Is your Hive Query really optimized? Is it a contender for parallel execution?

Whether you have been working on traditional SQL based solutions for years or an individual who has just started his/her career, while learning HIVE, writing optimized queries is an art must learn. Here in this blog, we share about one such query which we worked upon recently and helps you understand how rewriting a query can really leverage HIVE capabilities for multiple mapreduce jobs running in parallel.

The scenario: 4 Tables, required to be joined to get us selected attribute/s from a table.
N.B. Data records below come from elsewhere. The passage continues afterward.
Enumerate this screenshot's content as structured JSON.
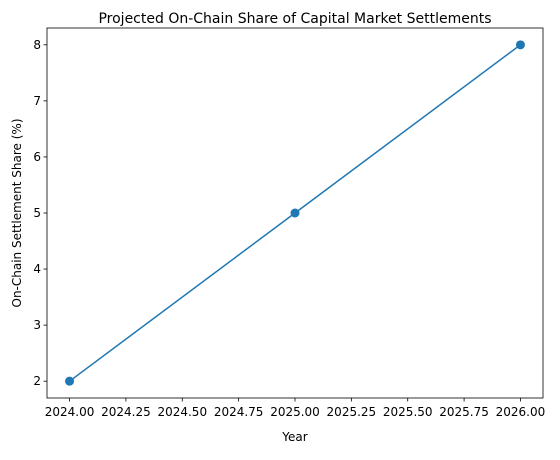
{
  "chart_data": {
    "type": "line",
    "title": "Projected On-Chain Share of Capital Market Settlements",
    "xlabel": "Year",
    "ylabel": "On-Chain Settlement Share (%)",
    "x": [
      2024,
      2025,
      2026
    ],
    "series": [
      {
        "values": [
          2,
          5,
          8
        ]
      }
    ],
    "xlim": [
      2023.9,
      2026.1
    ],
    "ylim": [
      1.7,
      8.3
    ],
    "xticks": [
      2024.0,
      2024.25,
      2024.5,
      2024.75,
      2025.0,
      2025.25,
      2025.5,
      2025.75,
      2026.0
    ],
    "xtick_labels": [
      "2024.00",
      "2024.25",
      "2024.50",
      "2024.75",
      "2025.00",
      "2025.25",
      "2025.50",
      "2025.75",
      "2026.00"
    ],
    "yticks": [
      2,
      3,
      4,
      5,
      6,
      7,
      8
    ],
    "ytick_labels": [
      "2",
      "3",
      "4",
      "5",
      "6",
      "7",
      "8"
    ],
    "grid": false,
    "line_color": "#1f77b4",
    "marker": "circle"
  }
}
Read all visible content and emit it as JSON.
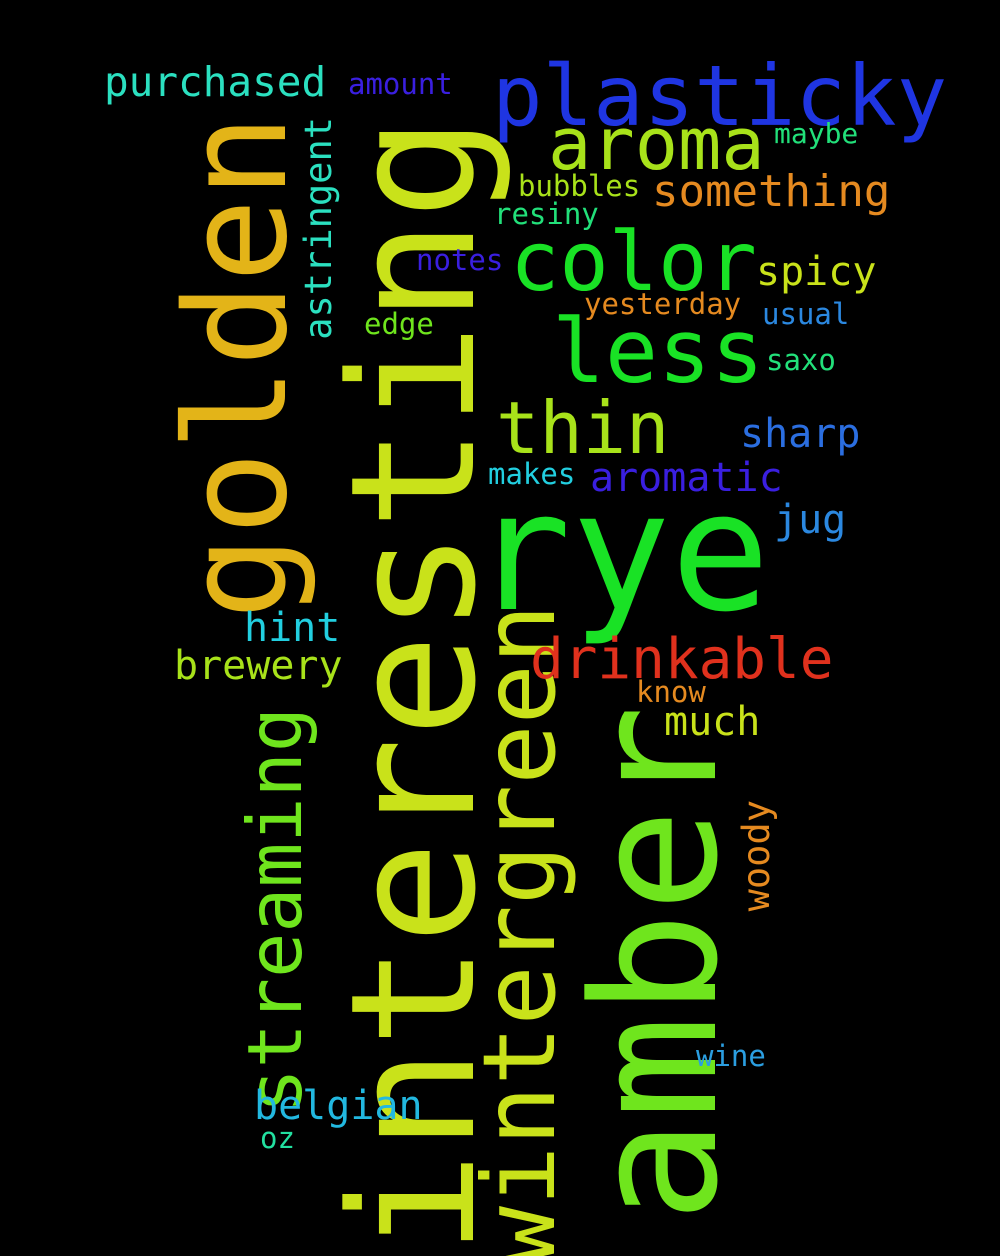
{
  "colors": {
    "background": "#000000",
    "yellow_green": "#c9e21a",
    "lime": "#6fe51d",
    "green": "#19e225",
    "gold": "#e3b418",
    "orange": "#e58a20",
    "red": "#e0311d",
    "blue": "#1f35e2",
    "violet": "#3a1fe0",
    "sky": "#2b88e0",
    "cyan": "#22cfe0",
    "teal": "#2be0c0",
    "spring": "#22e07a",
    "chartreuse": "#a8e21a"
  },
  "words": {
    "interesting": "interesting",
    "amber": "amber",
    "rye": "rye",
    "golden": "golden",
    "wintergreen": "wintergreen",
    "plasticky": "plasticky",
    "color": "color",
    "less": "less",
    "aroma": "aroma",
    "thin": "thin",
    "streaming": "streaming",
    "drinkable": "drinkable",
    "something": "something",
    "purchased": "purchased",
    "astringent": "astringent",
    "spicy": "spicy",
    "aromatic": "aromatic",
    "sharp": "sharp",
    "brewery": "brewery",
    "hint": "hint",
    "much": "much",
    "belgian": "belgian",
    "woody": "woody",
    "jug": "jug",
    "amount": "amount",
    "maybe": "maybe",
    "bubbles": "bubbles",
    "resiny": "resiny",
    "notes": "notes",
    "yesterday": "yesterday",
    "usual": "usual",
    "edge": "edge",
    "saxo": "saxo",
    "makes": "makes",
    "know": "know",
    "wine": "wine",
    "oz": "oz"
  }
}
The simple form for query that is natural to think about is:

table1 JOIN table2 ON (table1.a =table2.a )
join table3 ON (table3.a=table1.a)
join table4 ON (table4.b=table3.b);

⦁ Works fine as expected!
⦁ Execution time : 800 secs

But let us check the execution plan for this:


picture 1

NOTE: Only a clipping of the total execution plan output is shown here for easy understanding.
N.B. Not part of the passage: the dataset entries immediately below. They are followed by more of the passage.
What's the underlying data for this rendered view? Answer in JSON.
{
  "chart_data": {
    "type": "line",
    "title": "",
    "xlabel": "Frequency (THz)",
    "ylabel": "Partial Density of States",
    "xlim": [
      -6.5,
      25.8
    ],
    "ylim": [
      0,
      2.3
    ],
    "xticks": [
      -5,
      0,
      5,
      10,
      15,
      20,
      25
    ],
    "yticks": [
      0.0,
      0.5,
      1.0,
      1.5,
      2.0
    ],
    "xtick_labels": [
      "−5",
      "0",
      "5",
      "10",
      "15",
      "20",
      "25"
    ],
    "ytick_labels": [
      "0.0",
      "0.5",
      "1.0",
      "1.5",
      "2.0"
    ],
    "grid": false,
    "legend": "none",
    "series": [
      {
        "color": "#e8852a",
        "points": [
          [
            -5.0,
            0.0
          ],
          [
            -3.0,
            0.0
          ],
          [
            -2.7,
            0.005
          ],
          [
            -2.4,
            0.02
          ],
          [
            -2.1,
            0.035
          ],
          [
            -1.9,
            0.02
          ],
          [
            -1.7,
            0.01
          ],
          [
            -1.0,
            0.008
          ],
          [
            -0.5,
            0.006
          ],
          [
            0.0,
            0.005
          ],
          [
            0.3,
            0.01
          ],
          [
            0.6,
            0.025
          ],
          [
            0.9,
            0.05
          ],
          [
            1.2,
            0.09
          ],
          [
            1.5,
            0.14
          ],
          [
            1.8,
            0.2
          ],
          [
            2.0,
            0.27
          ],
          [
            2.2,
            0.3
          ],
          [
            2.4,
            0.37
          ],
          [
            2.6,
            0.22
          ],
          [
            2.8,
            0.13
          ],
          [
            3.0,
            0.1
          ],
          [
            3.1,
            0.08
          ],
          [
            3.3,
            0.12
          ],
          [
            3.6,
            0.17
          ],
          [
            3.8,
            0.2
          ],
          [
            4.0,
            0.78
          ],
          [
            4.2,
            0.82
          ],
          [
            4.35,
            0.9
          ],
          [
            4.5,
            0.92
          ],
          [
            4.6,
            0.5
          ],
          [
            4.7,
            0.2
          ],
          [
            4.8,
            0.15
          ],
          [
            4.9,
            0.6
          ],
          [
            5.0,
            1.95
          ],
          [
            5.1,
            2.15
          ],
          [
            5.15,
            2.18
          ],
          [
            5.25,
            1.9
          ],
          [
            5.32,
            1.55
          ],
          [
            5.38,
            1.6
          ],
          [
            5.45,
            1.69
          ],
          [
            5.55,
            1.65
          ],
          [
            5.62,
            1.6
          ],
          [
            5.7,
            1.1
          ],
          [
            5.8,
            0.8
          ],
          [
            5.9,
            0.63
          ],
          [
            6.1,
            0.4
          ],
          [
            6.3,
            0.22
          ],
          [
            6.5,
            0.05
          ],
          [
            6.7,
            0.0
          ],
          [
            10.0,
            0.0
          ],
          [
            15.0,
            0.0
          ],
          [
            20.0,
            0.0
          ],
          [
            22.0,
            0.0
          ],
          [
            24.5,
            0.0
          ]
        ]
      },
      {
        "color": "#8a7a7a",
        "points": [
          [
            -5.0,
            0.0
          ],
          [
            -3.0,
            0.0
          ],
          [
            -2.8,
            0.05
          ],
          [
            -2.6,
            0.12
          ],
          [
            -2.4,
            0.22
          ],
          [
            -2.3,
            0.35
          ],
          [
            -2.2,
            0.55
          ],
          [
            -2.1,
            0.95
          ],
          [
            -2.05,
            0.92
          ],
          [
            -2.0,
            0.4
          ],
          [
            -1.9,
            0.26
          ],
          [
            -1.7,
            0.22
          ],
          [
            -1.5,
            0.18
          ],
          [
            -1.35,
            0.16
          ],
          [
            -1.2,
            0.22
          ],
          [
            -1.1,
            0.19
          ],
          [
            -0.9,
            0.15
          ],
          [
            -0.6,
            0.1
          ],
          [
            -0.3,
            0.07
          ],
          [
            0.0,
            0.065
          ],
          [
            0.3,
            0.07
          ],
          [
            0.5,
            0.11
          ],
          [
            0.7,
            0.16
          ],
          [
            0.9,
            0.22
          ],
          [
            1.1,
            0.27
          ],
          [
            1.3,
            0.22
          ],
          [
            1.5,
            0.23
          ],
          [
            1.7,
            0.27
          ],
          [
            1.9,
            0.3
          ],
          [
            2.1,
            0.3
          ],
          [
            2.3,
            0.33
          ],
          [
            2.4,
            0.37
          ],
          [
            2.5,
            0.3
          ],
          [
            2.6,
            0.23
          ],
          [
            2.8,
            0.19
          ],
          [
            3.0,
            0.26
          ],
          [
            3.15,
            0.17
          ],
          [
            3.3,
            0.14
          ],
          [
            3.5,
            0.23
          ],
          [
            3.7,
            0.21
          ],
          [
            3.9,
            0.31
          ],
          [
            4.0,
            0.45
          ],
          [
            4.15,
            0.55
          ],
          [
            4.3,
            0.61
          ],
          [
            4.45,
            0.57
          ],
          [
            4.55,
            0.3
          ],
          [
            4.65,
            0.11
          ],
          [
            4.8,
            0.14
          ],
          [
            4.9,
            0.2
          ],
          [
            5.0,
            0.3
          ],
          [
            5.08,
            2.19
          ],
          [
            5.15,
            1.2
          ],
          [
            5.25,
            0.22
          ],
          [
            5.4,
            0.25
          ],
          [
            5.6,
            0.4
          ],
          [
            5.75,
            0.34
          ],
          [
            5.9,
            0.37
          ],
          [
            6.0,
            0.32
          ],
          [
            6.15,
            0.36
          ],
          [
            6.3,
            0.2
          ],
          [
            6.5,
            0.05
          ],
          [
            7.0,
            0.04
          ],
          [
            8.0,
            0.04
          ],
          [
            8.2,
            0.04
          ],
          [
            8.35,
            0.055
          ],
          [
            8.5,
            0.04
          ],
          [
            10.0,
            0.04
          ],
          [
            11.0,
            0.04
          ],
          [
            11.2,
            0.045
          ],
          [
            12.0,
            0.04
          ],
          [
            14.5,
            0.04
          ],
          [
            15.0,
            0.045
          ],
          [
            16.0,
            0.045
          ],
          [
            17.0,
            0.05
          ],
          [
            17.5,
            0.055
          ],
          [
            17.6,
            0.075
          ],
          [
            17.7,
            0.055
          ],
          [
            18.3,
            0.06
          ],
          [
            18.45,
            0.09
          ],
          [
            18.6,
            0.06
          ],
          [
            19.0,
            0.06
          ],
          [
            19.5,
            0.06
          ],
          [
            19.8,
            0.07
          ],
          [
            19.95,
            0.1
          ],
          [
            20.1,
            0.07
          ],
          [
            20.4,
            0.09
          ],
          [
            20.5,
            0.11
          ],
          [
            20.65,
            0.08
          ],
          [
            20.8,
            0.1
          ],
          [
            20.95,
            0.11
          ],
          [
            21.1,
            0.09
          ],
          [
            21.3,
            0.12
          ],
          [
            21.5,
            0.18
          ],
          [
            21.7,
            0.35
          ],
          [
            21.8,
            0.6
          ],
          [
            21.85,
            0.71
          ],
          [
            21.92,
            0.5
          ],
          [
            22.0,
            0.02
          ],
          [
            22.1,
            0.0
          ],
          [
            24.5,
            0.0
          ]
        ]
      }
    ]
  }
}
Some observations (see picture 1 highlighted area):

  1.  Total Map-Reduce Jobs: 2.
  2. Serially Launched & Run.

Thus, as we all know that all HIVE queries are inbuilt translated to a number of map reduce jobs, but having multiple Map-reduce jobs is not enough, real advantage is of their parallel execution and as noted above simply writing a query does not achieve this.

To achieve this, we thought about query re-writing in a way to segregate the query into independent units which HIVE could work upon as independent map reduce jobs running parallely. Following is what we did to our query:

(SELECT table1.a FROM table1 JOIN table2 ON table1.a =table2.a ) r1
(SELECT table3.a FROM table3 JOIN table4 ON table3.b =table4.b ) r2
ON (r1.a =r2.a) ;


⦁    Same results.

⦁    Execution time: 464 secs


picture 2


picture 3

NOTE: Only a clipping of the total execution plan output is shown here for easy understanding.

Some observations:

  1. Total Map-Reduce Jobs: 5 (see picture 2 highlighted area).
  2.  Jobs are parallely Launched & Run. (see picture 3 highlighted area).
  3.  This is more clearly visible while working with large data sets.


Substantial decrease in query execution time (around 50% as noted in our case)

Points to Note:

⦁    We need to check HIVE for hive.exec.parallel configuration parameter to be set to value TRUE.

⦁    Further, to control how many jobs at most can be executed in parallel we can set hive.exec.parallel.thread.number configuration parameter.